Thursday, February 18, 2010

Planning Board Fails to Disclose Henderson County Hazardous-Land Conditions

Carriage Park Lawsuit

Following the November 2009 trial that revealed hazardous building sites in the Carriage Park Subdivision and egregious actions on the part of the Inspections department, County commissioner Chuck McGrady said
The Carriage Park situation raises the issue of whether the county ought to play a larger role in development on steep slopes. There are places in this county we ought not be building, or if we were building there, we ought to be building to a different standard.
The Carriage Park lawsuit exposed the common practice of selling unstable subdivision lots to unwary purchasers. Six Carriage Park plaintiffs told the jury that if the developer Dale Hamlin had been truthful about the risks and costs of building town homes on slopes likely to fail, they would have declined to purchase.

Currently the Carriage Park/ Carriage Springs town homes and adjacent land require $1,100,000 in remediation measures. The Hendersonville Times-News covered the Carriage Park trial in a series of articles.

Hazardous-Soil Findings for Henderson County Mountain Real Estate

Henderson County steep slope building sites (defined as land on or above a 15% grade) have long been classified “unsuitable” or “poorly suitable” for residential development because of defective soil conditions. “On site evaluation and planning” is needed when these soils are used to support roads and homes.

Caveat: The decision to build homes and roads on these soils will result in “a major increase in construction effort, special design, or intensive maintenance.” These costly engineering measures may not be feasible for some soils. Reference:1980 Henderson County Soil Survey

Henderson County Mountain Real Estate: Landslide-Hazardous

Landslides also pose significant geologic threats to Henderson County real property.

The North Carolina Geologic Survey plans to release Henderson County landslide maps this year. These maps, along with enhanced computer technology, will enable the planning board to pinpoint landslide-hazardous locations throughout the county. Western North Carolina landslides became a federal disaster concern in 1998.

Fraudulent Concealment

Henderson County steep slope building sites have two indisputable material defects: landslides and unstable soils.

Legal definition of a material defect: A material defect is a problem with the property that the seller knows about, knows would make the property worth less, and which the seller chooses to conceal from the buyer.

Evidence presented during Carriage Park trial showed that the developer Dale Hamlin knew he was exposing his clients to undisclosed financial risks.

Mr.

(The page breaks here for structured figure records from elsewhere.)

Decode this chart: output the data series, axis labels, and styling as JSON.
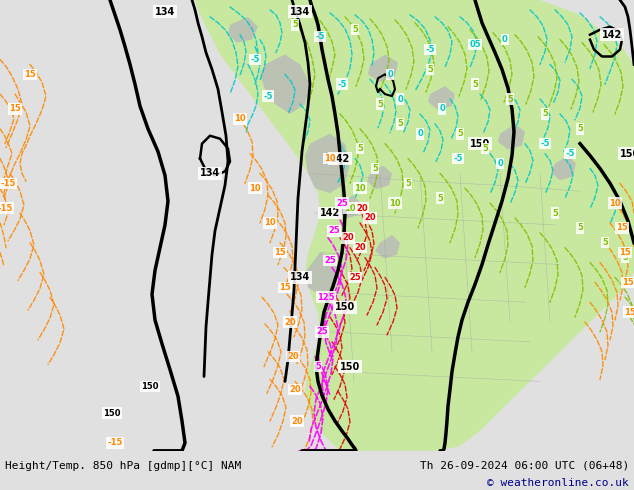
{
  "title_left": "Height/Temp. 850 hPa [gdmp][°C] NAM",
  "title_right": "Th 26-09-2024 06:00 UTC (06+48)",
  "copyright": "© weatheronline.co.uk",
  "fig_width": 6.34,
  "fig_height": 4.9,
  "dpi": 100,
  "bg_color": "#e0e0e0",
  "map_bg_color": "#e8e8e8",
  "bottom_text_color": "#000000",
  "copyright_color": "#00008b",
  "cyan_color": "#00c8c8",
  "green_color": "#80c000",
  "orange_color": "#ff8800",
  "red_color": "#e00000",
  "magenta_color": "#ff00ff",
  "black_color": "#000000",
  "land_gray": "#c8c8c8",
  "land_green_light": "#c8e8a0",
  "ocean_gray": "#d8d8d8"
}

Hamlin was able to deceive his clients because the Henderson County planning board did not record the Carriage Park development tract as a hazardous-land subdivision.

When planning boards act in concert with developers to conceal material defects from purchasers they are aiding and abetting fraudulent sales practices.

1 comment:

Pam Williams said...

"When planning boards act in concert with developers to conceal material defects from purchasers they are aiding and abetting fraudulent sales practices."

The above says it all. It is too late for me and other landslide victims, but those yet to buy properties in Western North Carolina need to read the above.